Centre for Market Education chief executive officer , Dr Carmelo Ferlito.
Centre for Market Education chief executive officer , Dr Carmelo Ferlito.

KUALA LUMPUR: Centre for Market Education (CME) said the complexity of e-invoicing is likely to push micro business further into the shadow economy rather than bring them out of it.

In a statement today, it said a special scheme for micro businesses is needed to bring them out of the shadow economy and effect a larger tax base for the country.

All firms are subject to compulsory e-invoicing from Aug 1, 2025.

CME said the complexity of e-invoicing may work to increase the relative weight of the shadow economy instead of reduce it.

"When a fiscal regulation is too complicated and compliance not straightforward, it not only creates incentives to elusion and evasion, but it also becomes difficult to enforce," Its chief executive officer Carmelo Ferlito said in the statement today.

Currently e-invoicing will require each fiscal subject to fill 55 data fields for each counterpart. Additional 12 fields may be required in special cases.

CME highlighted that the fragmented nature of Malaysian capitalism must not be forgotten: in 2021, 97.4 per cent of the firms registered in Malaysia were Micro, Small and Medium Enterprises (MSMEs).

It is even more striking that 76.59 per cent of the total number of registered businesses and 78.64 per cent of MSMEs were microenterprises.

"When applied to the generality of firms, the new scheme may find most of them unprepared to implement it in practical terms and the scheme itself may become for microbusinesses an incentive to elude it or to eventually cease operations," CME said.

A similar discrepancy between the will to make Malaysia an attractive investment destination and on-the-ground regulation can be found in another fiscal reform which discriminates against small and medium enterprises (SMEs) with at least 20 per cent foreign ownership.

Currently in Malaysia, companies with paid-up capital of RM 2.5 million or less at the beginning of the basis period, and having gross business income from one or more sources from the relevant year of assessment of not more than RM 50 million, are classified as SMEs.

As SMEs their profits are taxed at preferential rates of 15 per cent on the first RM 150,000 chargeable income and 17 per cent on the RM 150,001 to RM 600,000 chargeable income.

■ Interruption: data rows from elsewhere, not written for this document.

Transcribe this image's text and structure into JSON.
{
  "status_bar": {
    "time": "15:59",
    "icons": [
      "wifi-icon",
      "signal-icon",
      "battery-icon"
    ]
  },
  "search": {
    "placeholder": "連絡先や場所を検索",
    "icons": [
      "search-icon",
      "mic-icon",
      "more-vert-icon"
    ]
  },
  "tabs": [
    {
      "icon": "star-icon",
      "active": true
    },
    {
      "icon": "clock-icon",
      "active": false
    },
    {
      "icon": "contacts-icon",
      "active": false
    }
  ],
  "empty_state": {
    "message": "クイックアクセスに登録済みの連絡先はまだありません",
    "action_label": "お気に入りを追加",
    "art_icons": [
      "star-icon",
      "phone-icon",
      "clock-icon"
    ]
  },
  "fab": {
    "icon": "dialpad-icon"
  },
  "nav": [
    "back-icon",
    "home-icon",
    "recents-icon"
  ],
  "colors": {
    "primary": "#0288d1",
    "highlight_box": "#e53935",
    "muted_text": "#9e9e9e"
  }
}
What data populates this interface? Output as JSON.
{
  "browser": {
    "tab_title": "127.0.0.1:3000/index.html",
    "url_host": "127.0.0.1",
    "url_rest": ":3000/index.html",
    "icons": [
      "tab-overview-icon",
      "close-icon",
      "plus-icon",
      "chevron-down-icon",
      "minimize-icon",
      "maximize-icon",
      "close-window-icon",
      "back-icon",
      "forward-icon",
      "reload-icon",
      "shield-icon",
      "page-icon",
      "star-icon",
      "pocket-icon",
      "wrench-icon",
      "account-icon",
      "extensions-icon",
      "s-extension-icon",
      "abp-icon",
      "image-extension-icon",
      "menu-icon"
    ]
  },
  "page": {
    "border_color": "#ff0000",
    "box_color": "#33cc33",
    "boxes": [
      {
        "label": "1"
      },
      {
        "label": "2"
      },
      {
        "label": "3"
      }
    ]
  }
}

From 2024 however, SMEs with more than 20 per cent of paid-up share capital owned by a foreign company or a non-Malaysia citizen, will not be entitled to the 15 per cent and 17 per cent preferential tax rates.

"Such a measure is in conflict with the principle of fiscal equity, according to which taxes are applied to incomes as figures and not according to the nationality of the individuals producing those incomes," CME said in the statement.

It believes that these new fiscal measures are in conflict with the spirit of the Madani framework, which emphasises both the importance of making Malaysia an open and attractive destination for international businesses, and the importance of promoting local entrepreneurship.

CME suggests not to only to re-instate the principle of fiscal equity but also to develop a special fiscal scheme for microbusinesses which should become an incentive for them to emerge from the shadow economy rather than another mechanism to push them further into it.

Such a scheme should reduce the number of their accounting compliances and simplify the way in which their taxable income is calculated, so to improve also authority's enforcement capacity.

"The tax base can be enlarged and fiscal revenues improved if the fiscal system moves in the direction of being more equitable and straightforward, to reduce incentives to evasion and improve enforcement ", Ferlito said.